A refreshing lager with a more depth of flavour than you would expect from the style.

*****

"You have to talk to Tom, his passion for beer really shines through when he's talking."

That was the message Graham, the then Mourne Mountains marketing guy, sent me when I was trying to find out more about the new brewery that had just popped up down the road from me.

He wasn't wrong. When I eventually accepted the invitation to pop into the Mourne Mountains Brewery in Warrenpoint's Milltown Industrial Estate, I was there for the guts of two hours, chewing the fat with head brewer Tom Ray, extolling the virtues of his German wheat beer which he lamented that nobody else drank.

There were other great beers in those early days though. Red Trail, a red IPA, and East Coast IPA, to name a couple.

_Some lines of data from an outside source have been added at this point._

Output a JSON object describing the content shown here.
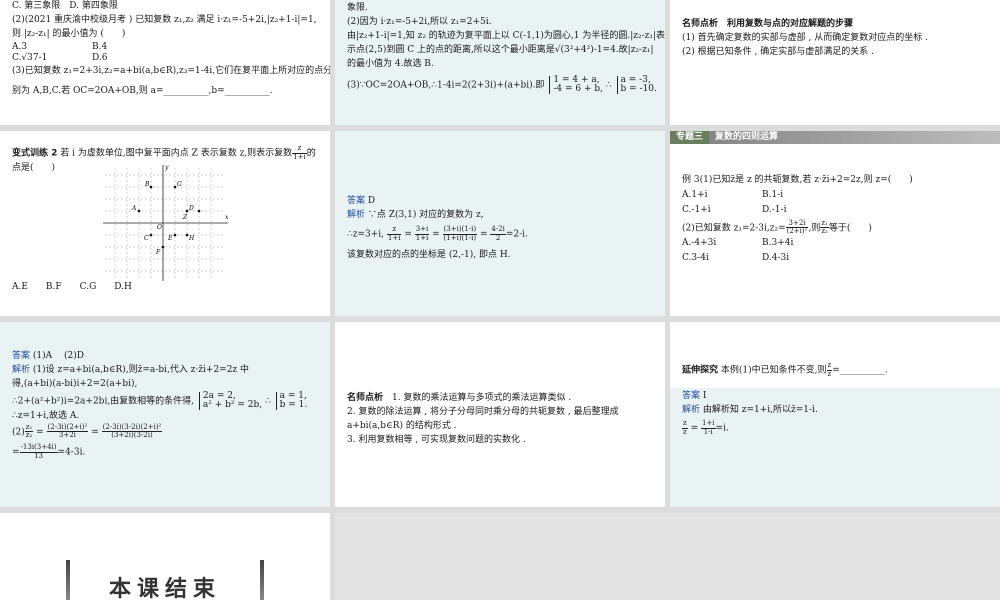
{
  "slide1": {
    "l1": "C. 第三象限　D. 第四象限",
    "l2": "(2)(2021 重庆渝中校级月考 ) 已知复数 z₁,z₂ 满足 i·z₁=-5+2i,|z₂+1-i|=1,",
    "l3": "则 |z₂-z₁| 的最小值为 (　　)",
    "opt_a": "A.3",
    "opt_b": "B.4",
    "opt_c": "C.√37-1",
    "opt_d": "D.6",
    "l4": "(3)已知复数 z₁=2+3i,z₂=a+bi(a,b∈R),z₃=1-4i,它们在复平面上所对应的点分",
    "l5": "别为 A,B,C.若 OC=2OA+OB,则 a=__________,b=__________."
  },
  "slide2": {
    "l1": "象限.",
    "l2": "(2)因为 i·z₁=-5+2i,所以 z₁=2+5i.",
    "l3": "由|z₂+1-i|=1,知 z₂ 的轨迹为复平面上以 C(-1,1)为圆心,1 为半径的圆.|z₂-z₁|表",
    "l4": "示点(2,5)到圆 C 上的点的距离,所以这个最小距离是√(3²+4²)-1=4.故|z₂-z₁|",
    "l5": "的最小值为 4.故选 B.",
    "l6": "(3)∵OC=2OA+OB,∴1-4i=2(2+3i)+(a+bi).即",
    "sys1": "1 = 4 + a,",
    "sys2": "-4 = 6 + b,",
    "therefore": "∴",
    "res1": "a = -3,",
    "res2": "b = -10."
  },
  "slide3": {
    "title": "名师点析　利用复数与点的对应解题的步骤",
    "l1": "(1) 首先确定复数的实部与虚部 , 从而确定复数对应点的坐标 .",
    "l2": "(2) 根据已知条件 , 确定实部与虚部满足的关系 ."
  },
  "slide4": {
    "title": "变式训练 2",
    "l1": " 若 i 为虚数单位,图中复平面内点 Z 表示复数 z,则表示复数",
    "frac_n": "z",
    "frac_d": "1+i",
    "l1_end": "的",
    "l2": "点是(　　)",
    "options": "A.E　　B.F　　C.G　　D.H",
    "axis_x": "x",
    "axis_y": "y",
    "origin": "O",
    "points": [
      "G",
      "B",
      "A",
      "D",
      "Z",
      "C",
      "E",
      "F",
      "H"
    ]
  },
  "slide5": {
    "answer_label": "答案",
    "answer": "D",
    "analysis_label": "解析",
    "l1": " ∵点 Z(3,1) 对应的复数为 z,",
    "l2_pre": "∴z=3+i,",
    "f1n": "z",
    "f1d": "1+i",
    "f2n": "3+i",
    "f2d": "1+i",
    "f3n": "(3+i)(1-i)",
    "f3d": "(1+i)(1-i)",
    "f4n": "4-2i",
    "f4d": "2",
    "l2_end": "=2-i.",
    "l3": "该复数对应的点的坐标是 (2,-1), 即点 H."
  },
  "slide6": {
    "tag": "专题三",
    "title": "复数的四则运算",
    "l1": "例 3(1)已知z̄是 z 的共轭复数,若 z·z̄i+2=2z,则 z=(　　)",
    "o1a": "A.1+i",
    "o1b": "B.1-i",
    "o1c": "C.-1+i",
    "o1d": "D.-1-i",
    "l2_pre": "(2)已知复数 z₁=2-3i,z₂=",
    "f1n": "3+2i",
    "f1d": "(2+i)²",
    "l2_mid": ",则",
    "f2n": "z₁",
    "f2d": "z₂",
    "l2_end": "等于(　　)",
    "o2a": "A.-4+3i",
    "o2b": "B.3+4i",
    "o2c": "C.3-4i",
    "o2d": "D.4-3i"
  },
  "slide7": {
    "answer_label": "答案",
    "answer": " (1)A　 (2)D",
    "analysis_label": "解析",
    "l1": " (1)设 z=a+bi(a,b∈R),则z̄=a-bi,代入 z·z̄i+2=2z 中",
    "l2": "得,(a+bi)(a-bi)i+2=2(a+bi),",
    "l3": "∴2+(a²+b²)i=2a+2bi,由复数相等的条件得,",
    "s1": "2a = 2,",
    "s2": "a² + b² = 2b,",
    "th": "∴",
    "r1": "a = 1,",
    "r2": "b = 1.",
    "l4": "∴z=1+i,故选 A.",
    "l5_pre": "(2)",
    "f1n": "z₁",
    "f1d": "z₂",
    "f2n": "(2-3i)(2+i)²",
    "f2d": "3+2i",
    "f3n": "(2-3i)(3-2i)(2+i)²",
    "f3d": "(3+2i)(3-2i)",
    "f4n": "-13i(3+4i)",
    "f4d": "13",
    "l6_end": "=4-3i."
  },
  "slide8": {
    "title": "名师点析",
    "l1": "　1. 复数的乘法运算与多项式的乘法运算类似 .",
    "l2": "2. 复数的除法运算 , 将分子分母同时乘分母的共轭复数 , 最后整理成",
    "l3": "a+bi(a,b∈R) 的结构形式 .",
    "l4": "3. 利用复数相等 , 可实现复数问题的实数化 ."
  },
  "slide9": {
    "title": "延伸探究",
    "l1_pre": " 本例(1)中已知条件不变,则",
    "fn": "z",
    "fd": "z̄",
    "l1_end": "=__________.",
    "answer_label": "答案",
    "answer": "I",
    "analysis_label": "解析",
    "l2": " 由解析知 z=1+i,所以z̄=1-i.",
    "f2n": "z",
    "f2d": "z̄",
    "f3n": "1+i",
    "f3d": "1-i",
    "l3_end": "=i."
  },
  "slide10": {
    "end_text": "本课结束"
  }
}
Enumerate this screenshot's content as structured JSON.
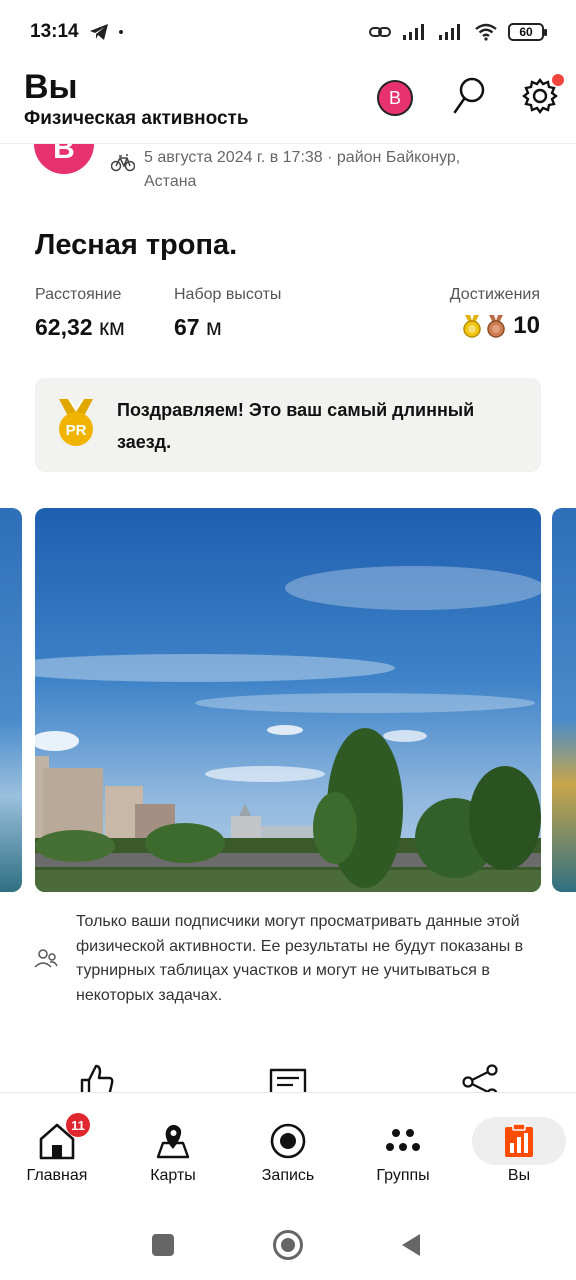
{
  "status_bar": {
    "time": "13:14",
    "battery": "60"
  },
  "header": {
    "title": "Вы",
    "subtitle": "Физическая активность",
    "avatar_letter": "B"
  },
  "activity": {
    "avatar_letter": "B",
    "meta": "5 августа 2024 г. в 17:38 · район Байконур, Астана",
    "title": "Лесная тропа.",
    "stats": {
      "distance_label": "Расстояние",
      "distance_value": "62,32",
      "distance_unit": "км",
      "elevation_label": "Набор высоты",
      "elevation_value": "67",
      "elevation_unit": "м",
      "achievements_label": "Достижения",
      "achievements_count": "10"
    },
    "pr_message": "Поздравляем! Это ваш самый длинный заезд.",
    "pr_badge": "PR",
    "privacy_note": "Только ваши подписчики могут просматривать данные этой физической активности. Ее результаты не будут показаны в турнирных таблицах участков и могут не учитываться в некоторых задачах."
  },
  "bottom_nav": {
    "items": [
      {
        "label": "Главная",
        "badge": "11"
      },
      {
        "label": "Карты"
      },
      {
        "label": "Запись"
      },
      {
        "label": "Группы"
      },
      {
        "label": "Вы"
      }
    ]
  },
  "colors": {
    "brand": "#fc4c02",
    "avatar": "#e8326f",
    "badge": "#e0262f"
  }
}
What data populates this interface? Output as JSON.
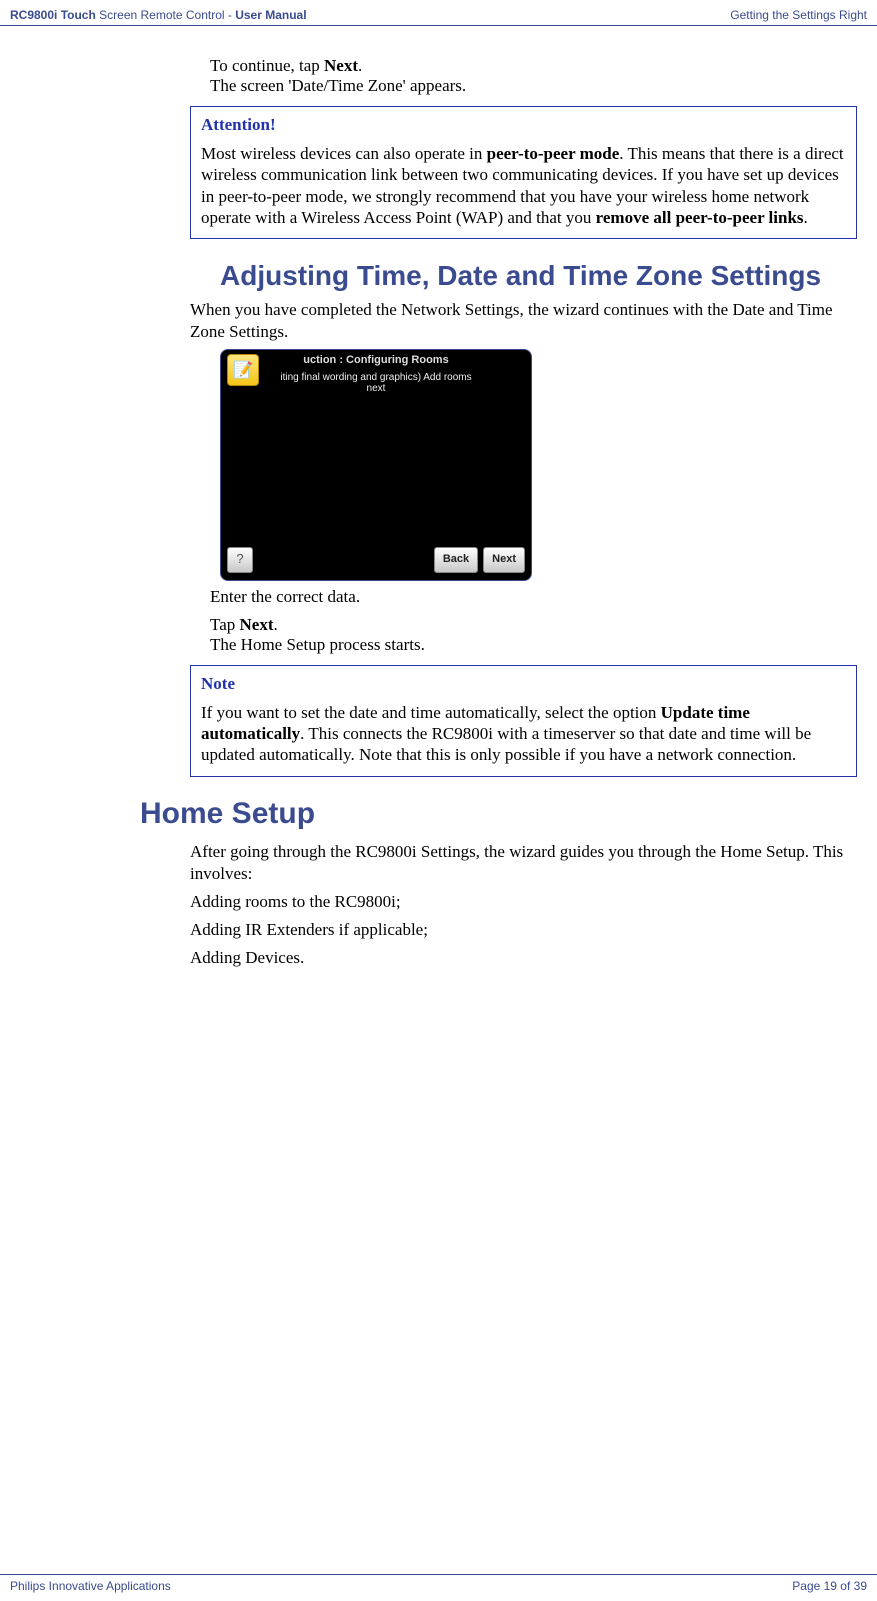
{
  "header": {
    "product_bold": "RC9800i Touch",
    "product_rest": " Screen Remote Control - ",
    "manual_bold": "User Manual",
    "right": "Getting the Settings Right"
  },
  "step_continue": {
    "pre": "To continue, tap ",
    "bold": "Next",
    "post": ".",
    "result": "The screen 'Date/Time Zone' appears."
  },
  "attention": {
    "title": "Attention!",
    "body_pre": "Most wireless devices can also operate in ",
    "bold1": "peer-to-peer mode",
    "body_mid": ". This means that there is a direct wireless communication link between two communicating devices. If you have set up devices in peer-to-peer mode, we strongly recommend that you have your wireless home network operate with a Wireless Access Point (WAP) and that you ",
    "bold2": "remove all peer-to-peer links",
    "body_post": "."
  },
  "section_adjust": "Adjusting Time, Date and Time Zone Settings",
  "adjust_intro": "When you have completed the Network Settings, the wizard continues with the Date and Time Zone Settings.",
  "screenshot": {
    "title_frag": "uction : Configuring Rooms",
    "sub_line1": "iting final wording and graphics) Add rooms",
    "sub_line2": "next",
    "help": "?",
    "back": "Back",
    "next": "Next",
    "icon": "📝"
  },
  "enter_data": "Enter the correct data.",
  "tap_next": {
    "pre": "Tap ",
    "bold": "Next",
    "post": ".",
    "result": "The Home Setup process starts."
  },
  "note2": {
    "title": "Note",
    "body_pre": "If you want to set the date and time automatically, select the option ",
    "bold": "Update time automatically",
    "body_post": ". This connects the RC9800i with a timeserver so that date and time will be updated automatically. Note that this is only possible if you have a network connection."
  },
  "section_home": "Home Setup",
  "home_intro": "After going through the RC9800i Settings, the wizard guides you through the Home Setup. This involves:",
  "bullets": {
    "b1": "Adding rooms to the RC9800i;",
    "b2": "Adding IR Extenders if applicable;",
    "b3": "Adding Devices."
  },
  "footer": {
    "left": "Philips Innovative Applications",
    "right": "Page 19 of 39"
  }
}
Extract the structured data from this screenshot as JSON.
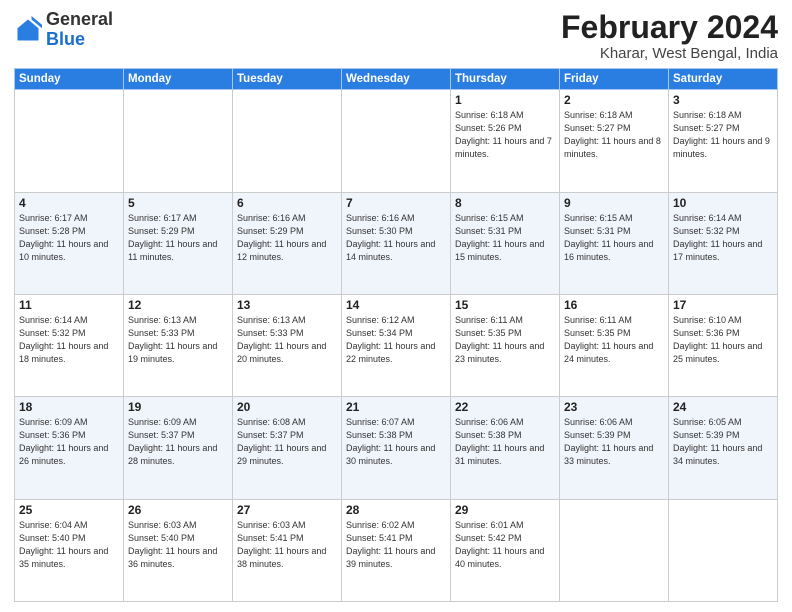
{
  "header": {
    "logo_general": "General",
    "logo_blue": "Blue",
    "month_title": "February 2024",
    "subtitle": "Kharar, West Bengal, India"
  },
  "weekdays": [
    "Sunday",
    "Monday",
    "Tuesday",
    "Wednesday",
    "Thursday",
    "Friday",
    "Saturday"
  ],
  "weeks": [
    [
      {
        "day": "",
        "info": ""
      },
      {
        "day": "",
        "info": ""
      },
      {
        "day": "",
        "info": ""
      },
      {
        "day": "",
        "info": ""
      },
      {
        "day": "1",
        "info": "Sunrise: 6:18 AM\nSunset: 5:26 PM\nDaylight: 11 hours\nand 7 minutes."
      },
      {
        "day": "2",
        "info": "Sunrise: 6:18 AM\nSunset: 5:27 PM\nDaylight: 11 hours\nand 8 minutes."
      },
      {
        "day": "3",
        "info": "Sunrise: 6:18 AM\nSunset: 5:27 PM\nDaylight: 11 hours\nand 9 minutes."
      }
    ],
    [
      {
        "day": "4",
        "info": "Sunrise: 6:17 AM\nSunset: 5:28 PM\nDaylight: 11 hours\nand 10 minutes."
      },
      {
        "day": "5",
        "info": "Sunrise: 6:17 AM\nSunset: 5:29 PM\nDaylight: 11 hours\nand 11 minutes."
      },
      {
        "day": "6",
        "info": "Sunrise: 6:16 AM\nSunset: 5:29 PM\nDaylight: 11 hours\nand 12 minutes."
      },
      {
        "day": "7",
        "info": "Sunrise: 6:16 AM\nSunset: 5:30 PM\nDaylight: 11 hours\nand 14 minutes."
      },
      {
        "day": "8",
        "info": "Sunrise: 6:15 AM\nSunset: 5:31 PM\nDaylight: 11 hours\nand 15 minutes."
      },
      {
        "day": "9",
        "info": "Sunrise: 6:15 AM\nSunset: 5:31 PM\nDaylight: 11 hours\nand 16 minutes."
      },
      {
        "day": "10",
        "info": "Sunrise: 6:14 AM\nSunset: 5:32 PM\nDaylight: 11 hours\nand 17 minutes."
      }
    ],
    [
      {
        "day": "11",
        "info": "Sunrise: 6:14 AM\nSunset: 5:32 PM\nDaylight: 11 hours\nand 18 minutes."
      },
      {
        "day": "12",
        "info": "Sunrise: 6:13 AM\nSunset: 5:33 PM\nDaylight: 11 hours\nand 19 minutes."
      },
      {
        "day": "13",
        "info": "Sunrise: 6:13 AM\nSunset: 5:33 PM\nDaylight: 11 hours\nand 20 minutes."
      },
      {
        "day": "14",
        "info": "Sunrise: 6:12 AM\nSunset: 5:34 PM\nDaylight: 11 hours\nand 22 minutes."
      },
      {
        "day": "15",
        "info": "Sunrise: 6:11 AM\nSunset: 5:35 PM\nDaylight: 11 hours\nand 23 minutes."
      },
      {
        "day": "16",
        "info": "Sunrise: 6:11 AM\nSunset: 5:35 PM\nDaylight: 11 hours\nand 24 minutes."
      },
      {
        "day": "17",
        "info": "Sunrise: 6:10 AM\nSunset: 5:36 PM\nDaylight: 11 hours\nand 25 minutes."
      }
    ],
    [
      {
        "day": "18",
        "info": "Sunrise: 6:09 AM\nSunset: 5:36 PM\nDaylight: 11 hours\nand 26 minutes."
      },
      {
        "day": "19",
        "info": "Sunrise: 6:09 AM\nSunset: 5:37 PM\nDaylight: 11 hours\nand 28 minutes."
      },
      {
        "day": "20",
        "info": "Sunrise: 6:08 AM\nSunset: 5:37 PM\nDaylight: 11 hours\nand 29 minutes."
      },
      {
        "day": "21",
        "info": "Sunrise: 6:07 AM\nSunset: 5:38 PM\nDaylight: 11 hours\nand 30 minutes."
      },
      {
        "day": "22",
        "info": "Sunrise: 6:06 AM\nSunset: 5:38 PM\nDaylight: 11 hours\nand 31 minutes."
      },
      {
        "day": "23",
        "info": "Sunrise: 6:06 AM\nSunset: 5:39 PM\nDaylight: 11 hours\nand 33 minutes."
      },
      {
        "day": "24",
        "info": "Sunrise: 6:05 AM\nSunset: 5:39 PM\nDaylight: 11 hours\nand 34 minutes."
      }
    ],
    [
      {
        "day": "25",
        "info": "Sunrise: 6:04 AM\nSunset: 5:40 PM\nDaylight: 11 hours\nand 35 minutes."
      },
      {
        "day": "26",
        "info": "Sunrise: 6:03 AM\nSunset: 5:40 PM\nDaylight: 11 hours\nand 36 minutes."
      },
      {
        "day": "27",
        "info": "Sunrise: 6:03 AM\nSunset: 5:41 PM\nDaylight: 11 hours\nand 38 minutes."
      },
      {
        "day": "28",
        "info": "Sunrise: 6:02 AM\nSunset: 5:41 PM\nDaylight: 11 hours\nand 39 minutes."
      },
      {
        "day": "29",
        "info": "Sunrise: 6:01 AM\nSunset: 5:42 PM\nDaylight: 11 hours\nand 40 minutes."
      },
      {
        "day": "",
        "info": ""
      },
      {
        "day": "",
        "info": ""
      }
    ]
  ]
}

Another was Mourne Mist, which I claimed had cured my lager aversion.

In a neat bit of symmetry, almost six years later, Tom's blog on the Mourne Mountains website announced the brewing of a new batch of Mist, before quietly slipping in the news of his own departure from the brewery.

The quiet, unassuming but passionate Englishman will be sorely missed but is leaving the brewery in good hands with Gareth McGivern responsible for some of the delicious hop bombs and juicy pales which have flown out of the brewery over the last couple of years.

Tom can be rightfully proud of building the brewery in 'the Point' into one of the most consistent around.